Once this feature is visible in your tenant (it is rolling out already and I was able to see it in my environment!) you can add up to 10 co-organizers to your meeting or webinar. Co-Organizers can “admit attendees waiting in the lobby, manage event options, create polls, control audio settings, share content, and spotlight attendees’ feeds throughout the event. In addition, co-organizers will be able to manage breakout rooms once they’ve been set up by the main organizer.“. The last part – managing breakout rooms – I haven’t seen in effect yet. I would, just to be sure, make sure people are Breakout Rooms admins by adding them that role separately with Breakout Rooms controls.

I have this one my demo tenant already. You can access setting co-organizer via Meeting options.

Embed your videos to PowerPoints you present via PowerPoint Live

This isn’t a new feature, but rather a best practice. When sharing a PowerPoint presentation to Teams meeting I have found out that I rather use PowerPoint Live than sharing my screen there. PowerPoint Live provides many great features like presenter view, inking, accessibility and slide translation. But it also makes it possible to share video to attendees without issues.

The trick is to embed your video file to the PowerPoint presentation: so your video is included in the presentation rather than linked. This way video is loaded and buffered to attendees directly instead going through via Teams meeting from your sharing to their end. Initiating the presentation will take a bit longer (depending on your video and their internet connectivity) but once it loads videos will play nicely.

It is good to remember that embedding a YouTube URL in your presentation doesn’t equal to embedding video file. If you want to present a specific video from YouTube then I would use a YouTube video downloader to get the file and embed it to presentation. Of course remember to provide a link to the original video for attendees and don’t forget credits and copyrights.

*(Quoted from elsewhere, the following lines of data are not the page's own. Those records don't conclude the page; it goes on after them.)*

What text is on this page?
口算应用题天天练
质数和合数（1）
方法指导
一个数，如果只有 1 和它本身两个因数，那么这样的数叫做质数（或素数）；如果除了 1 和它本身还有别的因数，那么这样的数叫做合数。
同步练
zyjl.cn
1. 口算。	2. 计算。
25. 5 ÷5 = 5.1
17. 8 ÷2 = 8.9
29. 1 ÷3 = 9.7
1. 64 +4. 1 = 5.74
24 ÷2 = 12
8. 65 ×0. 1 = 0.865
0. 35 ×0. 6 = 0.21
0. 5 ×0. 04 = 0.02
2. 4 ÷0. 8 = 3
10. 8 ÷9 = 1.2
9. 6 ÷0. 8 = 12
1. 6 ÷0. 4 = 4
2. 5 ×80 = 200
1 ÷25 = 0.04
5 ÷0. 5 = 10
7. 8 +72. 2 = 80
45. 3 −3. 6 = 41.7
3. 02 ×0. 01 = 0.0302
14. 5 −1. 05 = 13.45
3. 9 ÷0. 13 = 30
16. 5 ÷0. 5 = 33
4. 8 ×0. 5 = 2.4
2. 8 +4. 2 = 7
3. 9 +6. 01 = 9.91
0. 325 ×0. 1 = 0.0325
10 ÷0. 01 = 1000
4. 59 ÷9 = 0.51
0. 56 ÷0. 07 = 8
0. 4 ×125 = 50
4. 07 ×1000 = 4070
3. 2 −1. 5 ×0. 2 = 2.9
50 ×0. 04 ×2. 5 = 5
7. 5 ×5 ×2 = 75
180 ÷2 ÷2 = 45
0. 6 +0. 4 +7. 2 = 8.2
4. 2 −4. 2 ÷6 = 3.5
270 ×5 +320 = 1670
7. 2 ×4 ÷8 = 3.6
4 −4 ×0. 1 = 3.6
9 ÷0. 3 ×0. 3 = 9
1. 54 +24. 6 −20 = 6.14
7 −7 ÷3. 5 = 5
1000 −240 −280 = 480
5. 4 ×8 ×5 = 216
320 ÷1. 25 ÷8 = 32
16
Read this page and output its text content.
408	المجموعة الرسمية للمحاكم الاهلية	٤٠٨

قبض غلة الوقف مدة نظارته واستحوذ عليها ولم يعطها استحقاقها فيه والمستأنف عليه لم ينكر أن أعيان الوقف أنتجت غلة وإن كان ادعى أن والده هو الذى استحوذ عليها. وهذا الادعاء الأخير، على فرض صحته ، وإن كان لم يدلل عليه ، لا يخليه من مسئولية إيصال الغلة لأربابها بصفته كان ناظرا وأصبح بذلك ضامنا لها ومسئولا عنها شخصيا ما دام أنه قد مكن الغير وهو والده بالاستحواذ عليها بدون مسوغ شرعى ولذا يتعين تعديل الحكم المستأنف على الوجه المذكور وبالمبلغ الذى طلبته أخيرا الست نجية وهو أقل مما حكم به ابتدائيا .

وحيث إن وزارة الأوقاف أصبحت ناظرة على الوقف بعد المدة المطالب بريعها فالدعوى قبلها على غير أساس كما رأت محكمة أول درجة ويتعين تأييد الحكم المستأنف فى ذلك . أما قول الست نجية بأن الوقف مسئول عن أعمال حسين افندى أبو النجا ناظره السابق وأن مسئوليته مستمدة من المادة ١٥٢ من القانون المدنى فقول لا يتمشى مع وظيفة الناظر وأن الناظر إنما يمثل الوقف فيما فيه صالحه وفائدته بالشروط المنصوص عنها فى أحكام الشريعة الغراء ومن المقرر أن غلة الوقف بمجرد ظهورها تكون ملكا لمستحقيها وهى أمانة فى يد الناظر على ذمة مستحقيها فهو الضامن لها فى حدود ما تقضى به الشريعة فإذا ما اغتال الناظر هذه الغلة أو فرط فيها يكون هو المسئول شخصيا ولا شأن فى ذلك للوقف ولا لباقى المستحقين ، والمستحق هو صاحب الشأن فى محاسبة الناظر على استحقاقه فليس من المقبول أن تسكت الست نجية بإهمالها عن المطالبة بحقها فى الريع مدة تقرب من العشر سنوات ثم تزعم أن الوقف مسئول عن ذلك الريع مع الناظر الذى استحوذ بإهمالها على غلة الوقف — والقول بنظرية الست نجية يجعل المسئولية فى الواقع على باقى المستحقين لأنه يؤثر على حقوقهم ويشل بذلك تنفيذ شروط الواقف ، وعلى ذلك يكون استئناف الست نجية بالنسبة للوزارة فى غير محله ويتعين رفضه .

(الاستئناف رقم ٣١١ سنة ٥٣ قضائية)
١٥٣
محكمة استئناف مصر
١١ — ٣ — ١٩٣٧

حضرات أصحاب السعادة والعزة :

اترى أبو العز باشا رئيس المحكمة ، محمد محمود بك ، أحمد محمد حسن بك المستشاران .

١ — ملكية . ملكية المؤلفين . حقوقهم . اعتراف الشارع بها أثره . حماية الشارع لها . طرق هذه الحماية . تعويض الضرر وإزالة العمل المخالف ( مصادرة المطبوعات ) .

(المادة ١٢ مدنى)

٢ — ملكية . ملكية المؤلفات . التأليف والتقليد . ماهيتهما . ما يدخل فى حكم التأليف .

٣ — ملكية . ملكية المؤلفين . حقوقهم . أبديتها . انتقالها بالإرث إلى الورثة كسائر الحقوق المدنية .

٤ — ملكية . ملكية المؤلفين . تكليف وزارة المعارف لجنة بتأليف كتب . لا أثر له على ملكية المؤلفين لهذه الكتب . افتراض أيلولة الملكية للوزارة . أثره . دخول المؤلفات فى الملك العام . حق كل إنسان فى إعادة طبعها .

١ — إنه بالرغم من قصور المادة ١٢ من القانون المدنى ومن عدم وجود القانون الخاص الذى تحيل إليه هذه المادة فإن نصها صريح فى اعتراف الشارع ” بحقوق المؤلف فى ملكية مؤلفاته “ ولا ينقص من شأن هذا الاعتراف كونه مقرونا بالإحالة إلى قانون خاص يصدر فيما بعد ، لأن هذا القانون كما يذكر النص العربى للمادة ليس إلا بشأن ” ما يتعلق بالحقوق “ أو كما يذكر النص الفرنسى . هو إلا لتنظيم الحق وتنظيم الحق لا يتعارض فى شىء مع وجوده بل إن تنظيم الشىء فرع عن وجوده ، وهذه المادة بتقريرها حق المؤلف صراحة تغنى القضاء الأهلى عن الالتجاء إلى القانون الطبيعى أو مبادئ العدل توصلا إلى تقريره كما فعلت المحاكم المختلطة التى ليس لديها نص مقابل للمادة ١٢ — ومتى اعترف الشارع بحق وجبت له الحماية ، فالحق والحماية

Casting from Teams desktop client to Microsoft Teams Rooms

What is really cool is that you can use Teams Casting to wirelessly display content from your Teams to Microsoft Teams Rooms. You can broadcast also your screen and cast content stored locally on your devices – or via Office 365.

This is also cool because this enables very ad hoc way for people, including those not invited to the meeting, to cast their content to Teams Rooms.

Speaker Coach for Teams should come available soon

This will help you to become a better presenter by giving you nudges or heads-ups if you are speaking too fast, interrupting someone and also reminds you to check in with your audience. Speaker coach is private and thus suggestions it points out are not visible to anyone else but you.

The roadmap for speaker coach is scheduled for April 2022 – so keep an eye on this one when it rolls out!